There was a big stack of corn fodder near at hand; but the interested young folk did not pay much attention to it at the moment. They did not even observe a certain rustling in the fodder when they first came to the woodchuck burrow; nor did they see a pair of very bright eyes, belonging to a young man with very red hair, that peered out at them when they began smoking out the denizen of the hole in the hillside. This red-haired person only grinned at them and then lay down for another nap in the fodder. He was laying up sleep for the coming night, for he expected to “jump” the fast freight to the West that passed through Dalton at midnight, and only stopped at the water-tank below this hill.
The three boys and Tavia waited at the other end of the woodchuck burrow.
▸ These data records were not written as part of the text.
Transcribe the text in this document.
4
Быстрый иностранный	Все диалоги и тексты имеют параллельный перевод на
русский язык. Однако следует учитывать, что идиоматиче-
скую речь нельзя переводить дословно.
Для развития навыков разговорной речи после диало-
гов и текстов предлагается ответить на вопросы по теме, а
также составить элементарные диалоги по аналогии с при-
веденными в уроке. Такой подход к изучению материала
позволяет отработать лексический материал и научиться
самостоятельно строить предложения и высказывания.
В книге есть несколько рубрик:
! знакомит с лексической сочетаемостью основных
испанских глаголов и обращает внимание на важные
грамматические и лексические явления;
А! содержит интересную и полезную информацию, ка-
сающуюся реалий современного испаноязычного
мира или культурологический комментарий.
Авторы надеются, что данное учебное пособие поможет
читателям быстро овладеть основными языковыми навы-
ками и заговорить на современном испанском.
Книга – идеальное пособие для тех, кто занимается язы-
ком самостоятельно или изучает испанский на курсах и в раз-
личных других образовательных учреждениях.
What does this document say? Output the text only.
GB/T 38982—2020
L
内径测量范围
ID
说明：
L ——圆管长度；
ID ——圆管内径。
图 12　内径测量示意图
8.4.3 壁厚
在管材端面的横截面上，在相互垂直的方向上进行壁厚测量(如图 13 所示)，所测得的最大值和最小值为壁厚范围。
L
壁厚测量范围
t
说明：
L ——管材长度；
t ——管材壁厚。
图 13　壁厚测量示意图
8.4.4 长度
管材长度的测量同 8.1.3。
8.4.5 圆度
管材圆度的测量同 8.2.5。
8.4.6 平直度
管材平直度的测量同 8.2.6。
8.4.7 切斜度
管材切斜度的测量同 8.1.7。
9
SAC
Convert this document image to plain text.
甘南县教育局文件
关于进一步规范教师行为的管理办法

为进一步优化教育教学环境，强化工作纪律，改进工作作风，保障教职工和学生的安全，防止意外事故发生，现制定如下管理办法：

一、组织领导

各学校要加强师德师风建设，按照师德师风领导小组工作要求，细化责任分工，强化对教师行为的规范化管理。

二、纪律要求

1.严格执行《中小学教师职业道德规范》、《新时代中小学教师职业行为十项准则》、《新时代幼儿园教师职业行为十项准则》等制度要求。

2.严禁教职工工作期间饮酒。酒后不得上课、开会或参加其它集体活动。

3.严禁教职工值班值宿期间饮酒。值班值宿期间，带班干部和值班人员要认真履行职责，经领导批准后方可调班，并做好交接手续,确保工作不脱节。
“If he doesn’t get heart-failure, or apoplexy, or something like that, Mr. Woodchuck will run out in about two shakes of a lamb’s tail,” chuckled Johnny Travers.
“Your lamb has an awful long tail, Johnny,” quoth his sister, teasingly, after a minute or so.
And then she suddenly joined the boys in a whoop of excitement. The nose of the woodchuck appeared. Little Rogue hit it a crack and the creature didn’t run far. But Johnny waited with uplifted “whanger” and there appeared a second woodchuck. They got that one, too—and both were pretty plump, for all that they had been hived up during the winter.
“We’ve got enough for a bake—a small one,” said Roger.
“Aw, wait,” said his brother. “There’s another hole. Come on, Johnny! Let’s make a new torch.”
Johnny obeyed and Joe led the way around the stack. There were signs of another woodchuck hollow. They repeated the performance with the torch here, and then grouped about the other outlet to welcome the groundhog when he appeared.
In ten minutes they had a third fat carcass, and the boys began to skin and clean them.
“Nat was laughing at us,” said Joe Dale. “I reckon he and Cousin Ned will be glad enough to eat some of these fellows.”